Known as a person who didn’t do things by halves, Smith proceeded with his most ambitious project as soon as his wife’s $300,000 inheritance came through in 1908. He’d always wanted a huge mansion for his family and, with ample money readily available, chose to build it along the Batu Gajah-Gopeng trunk road, just beside the Raya River, a small creek serving the main Kinta River.
BUILT FOR LOVE
He promptly obtained a licence to manufacture bricks on site and brought in an army of builders, including skilled stucco artisans, from Madras, India. Already planning for a large family, Smith fitted a total of 14 rooms into the sprawling mansion.
He also included a cellar, stables, rooftop tennis court and even a shaft for a lift that was never installed. Most of these features can still be seen by visitors to Kellie’s Castle today. All of them are in the main building except for the stables which are located a short distance away down the hill.
While making my way back to the main building, I finally have the opportunity to see it in its entirety. While this three-storey building reminds me of the grand British Raj palaces in India, it was actually built based on a mixture of Scottish, Moorish and Tamilvanan Indian architectural styles.
During my two-hour visit, I was somewhat attracted to the intricate stucco friezes found in the rooms as well as corridors. The opposing walls near the first floor staircase landing are my favourites as they feature both completed and unfinished friezes. This allows me to study the techniques employed by the skilled artisans who worked here more than a century ago.
It’s indeed a pity Smith was unable to finish his ambitious project. Work on the house was halted during World War I when all business capital was frozen.

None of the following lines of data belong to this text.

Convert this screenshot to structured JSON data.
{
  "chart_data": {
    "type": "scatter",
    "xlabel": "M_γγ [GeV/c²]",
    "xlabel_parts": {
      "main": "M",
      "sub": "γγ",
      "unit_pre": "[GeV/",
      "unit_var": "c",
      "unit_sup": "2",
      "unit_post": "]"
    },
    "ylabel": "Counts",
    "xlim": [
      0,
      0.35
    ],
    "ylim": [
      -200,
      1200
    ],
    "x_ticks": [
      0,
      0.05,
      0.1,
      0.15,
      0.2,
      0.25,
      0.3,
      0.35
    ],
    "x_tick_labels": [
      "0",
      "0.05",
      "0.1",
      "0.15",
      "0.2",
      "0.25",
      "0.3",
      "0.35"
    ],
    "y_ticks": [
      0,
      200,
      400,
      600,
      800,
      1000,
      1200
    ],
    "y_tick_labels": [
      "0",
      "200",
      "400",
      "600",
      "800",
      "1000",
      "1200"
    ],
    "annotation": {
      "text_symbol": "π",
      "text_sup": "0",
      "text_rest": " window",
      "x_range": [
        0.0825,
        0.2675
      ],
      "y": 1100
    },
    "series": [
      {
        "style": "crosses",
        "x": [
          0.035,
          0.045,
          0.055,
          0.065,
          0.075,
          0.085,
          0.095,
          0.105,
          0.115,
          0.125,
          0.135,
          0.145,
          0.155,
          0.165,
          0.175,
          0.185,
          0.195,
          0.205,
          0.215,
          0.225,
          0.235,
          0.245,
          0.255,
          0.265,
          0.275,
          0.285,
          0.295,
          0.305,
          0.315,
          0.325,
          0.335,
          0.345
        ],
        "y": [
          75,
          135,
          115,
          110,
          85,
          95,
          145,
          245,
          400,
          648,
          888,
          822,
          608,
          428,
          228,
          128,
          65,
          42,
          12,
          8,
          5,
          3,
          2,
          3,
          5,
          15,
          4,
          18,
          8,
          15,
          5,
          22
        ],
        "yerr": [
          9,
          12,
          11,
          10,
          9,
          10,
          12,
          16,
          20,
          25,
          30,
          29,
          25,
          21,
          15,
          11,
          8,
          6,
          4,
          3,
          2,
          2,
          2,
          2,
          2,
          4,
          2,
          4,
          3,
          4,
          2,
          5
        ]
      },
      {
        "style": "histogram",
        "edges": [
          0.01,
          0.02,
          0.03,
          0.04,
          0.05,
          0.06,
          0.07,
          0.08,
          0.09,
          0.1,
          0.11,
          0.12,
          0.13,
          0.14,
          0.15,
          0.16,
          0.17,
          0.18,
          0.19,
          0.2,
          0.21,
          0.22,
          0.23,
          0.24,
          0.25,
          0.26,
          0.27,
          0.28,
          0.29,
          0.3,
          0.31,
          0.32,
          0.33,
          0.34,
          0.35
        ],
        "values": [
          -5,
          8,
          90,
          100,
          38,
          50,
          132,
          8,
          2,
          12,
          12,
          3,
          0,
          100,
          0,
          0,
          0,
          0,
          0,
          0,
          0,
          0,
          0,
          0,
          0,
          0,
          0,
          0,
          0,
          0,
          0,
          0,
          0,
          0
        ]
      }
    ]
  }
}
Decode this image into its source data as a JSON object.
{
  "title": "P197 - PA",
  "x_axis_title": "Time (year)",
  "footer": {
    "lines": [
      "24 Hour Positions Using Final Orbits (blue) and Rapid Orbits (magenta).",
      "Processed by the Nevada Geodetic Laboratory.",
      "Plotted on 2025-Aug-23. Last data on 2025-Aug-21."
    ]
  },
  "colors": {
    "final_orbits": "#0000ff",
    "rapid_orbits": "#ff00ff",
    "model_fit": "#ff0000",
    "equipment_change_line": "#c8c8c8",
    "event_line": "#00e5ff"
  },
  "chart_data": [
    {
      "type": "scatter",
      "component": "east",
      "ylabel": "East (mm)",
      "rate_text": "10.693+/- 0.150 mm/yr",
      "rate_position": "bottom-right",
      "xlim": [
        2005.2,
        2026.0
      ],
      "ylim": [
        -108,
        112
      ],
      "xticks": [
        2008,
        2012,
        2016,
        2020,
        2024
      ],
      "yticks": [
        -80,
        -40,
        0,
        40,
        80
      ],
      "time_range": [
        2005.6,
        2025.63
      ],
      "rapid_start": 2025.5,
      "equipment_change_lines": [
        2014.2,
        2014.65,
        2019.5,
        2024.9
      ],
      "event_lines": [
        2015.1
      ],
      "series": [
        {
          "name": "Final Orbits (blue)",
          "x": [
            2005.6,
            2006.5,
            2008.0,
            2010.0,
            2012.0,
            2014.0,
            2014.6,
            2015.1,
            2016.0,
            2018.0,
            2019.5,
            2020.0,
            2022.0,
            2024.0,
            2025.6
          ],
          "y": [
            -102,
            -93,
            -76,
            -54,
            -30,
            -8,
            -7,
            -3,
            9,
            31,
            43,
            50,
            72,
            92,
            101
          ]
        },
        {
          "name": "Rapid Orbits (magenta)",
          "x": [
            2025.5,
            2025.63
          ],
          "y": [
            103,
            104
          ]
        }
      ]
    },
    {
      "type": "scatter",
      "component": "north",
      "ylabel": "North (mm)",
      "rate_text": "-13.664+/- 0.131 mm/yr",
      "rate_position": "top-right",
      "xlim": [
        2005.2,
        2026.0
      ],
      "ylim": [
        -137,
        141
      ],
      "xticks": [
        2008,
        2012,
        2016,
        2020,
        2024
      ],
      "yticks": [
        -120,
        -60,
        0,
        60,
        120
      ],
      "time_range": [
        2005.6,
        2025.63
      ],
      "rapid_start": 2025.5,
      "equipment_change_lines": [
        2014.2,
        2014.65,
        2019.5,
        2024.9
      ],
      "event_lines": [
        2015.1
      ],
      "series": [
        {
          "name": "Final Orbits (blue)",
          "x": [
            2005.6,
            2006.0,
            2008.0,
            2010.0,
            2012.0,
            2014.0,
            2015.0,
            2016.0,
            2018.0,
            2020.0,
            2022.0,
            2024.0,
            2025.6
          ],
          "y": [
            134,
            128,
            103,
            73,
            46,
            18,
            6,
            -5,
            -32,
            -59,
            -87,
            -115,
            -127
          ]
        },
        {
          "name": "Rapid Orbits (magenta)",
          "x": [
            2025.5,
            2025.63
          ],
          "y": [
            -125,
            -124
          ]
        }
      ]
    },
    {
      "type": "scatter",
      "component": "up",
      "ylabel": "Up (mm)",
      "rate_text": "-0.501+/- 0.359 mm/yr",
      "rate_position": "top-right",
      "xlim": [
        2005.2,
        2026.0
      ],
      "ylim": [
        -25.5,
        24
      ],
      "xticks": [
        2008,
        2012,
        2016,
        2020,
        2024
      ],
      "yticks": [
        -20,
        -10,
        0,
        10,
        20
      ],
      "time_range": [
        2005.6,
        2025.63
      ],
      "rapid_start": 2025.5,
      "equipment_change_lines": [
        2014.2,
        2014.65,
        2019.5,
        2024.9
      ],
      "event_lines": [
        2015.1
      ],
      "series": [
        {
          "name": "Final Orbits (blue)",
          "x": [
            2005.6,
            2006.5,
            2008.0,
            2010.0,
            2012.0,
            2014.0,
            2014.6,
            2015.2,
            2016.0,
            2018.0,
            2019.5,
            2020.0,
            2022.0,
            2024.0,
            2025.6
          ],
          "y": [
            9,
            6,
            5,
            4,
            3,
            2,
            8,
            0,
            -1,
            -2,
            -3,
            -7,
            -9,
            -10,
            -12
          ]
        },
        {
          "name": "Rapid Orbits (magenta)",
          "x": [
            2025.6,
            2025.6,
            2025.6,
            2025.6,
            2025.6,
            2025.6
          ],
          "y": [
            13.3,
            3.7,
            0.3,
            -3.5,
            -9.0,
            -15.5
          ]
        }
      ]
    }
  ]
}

Even the birth of their second child, Anthony, in 1914, failed to lift the doom and gloom hanging over the family. Over the next four years, the family learnt to be self-sufficient by growing their own food.
END OF THE DREAM
The war ended in 1918 and just when everyone thought that things would start looking up again, a deadly influenza pandemic known as the Spanish Flu broke out. It killed millions of people worldwide. Smith’s Indian workers were not spared. About 70 of them, including all his skilled masons, plasterers and tilers, succumbed to the disease.
Then, in 1926, Smith travelled with Helen to visit Agnes and Anthony in Europe and also to collect a lift for the mansion. That lift, had it been installed, would have been the first of its kind in the country. The duo made a brief stopover in Lisbon as Smith wanted to finalise his planting concessions in the Portuguese colony of East Timor. Sadly, he caught a chill, developed pneumonia and died in his hotel room at 56.
A grief-stricken Agnes sold the rest of the property to Harrisons & Crossfield and moved back to Scotland with her children. Harrisons & Crossfield decided that they didn’t want to waste any money on the mansion that many have started referring to as “Kellie’s Folly”.
As a result, the building was left deserted and after many years, consumed by the jungle.
Despite my fear of the supernatural, I decide to end my visit at the first floor cloister balcony. I do this after learning that many years ago, when Kellie’s Castle was in a derelict state and filled with creepers, a Canadian couple came by to photograph its many nocturnal creatures.
As the couple was about to leave, the woman suddenly looked up and caught sight of a ghostly image of a man standing by this balcony, staring forlornly into the distance. That set the local rumour mill churning about the possible return of Smith’s spirit to be with his beloved “castle” forever.
My efforts prove futile. Smith’s spirit is nowhere in sight. Perhaps it’s been scared off by the army of mobile phone-totting tourists crowding the balcony while I was there. Nevertheless, with or without its ghosts, I’m sure Kellie’s Castle will always remain an integral part of our nation’s colourful heritage.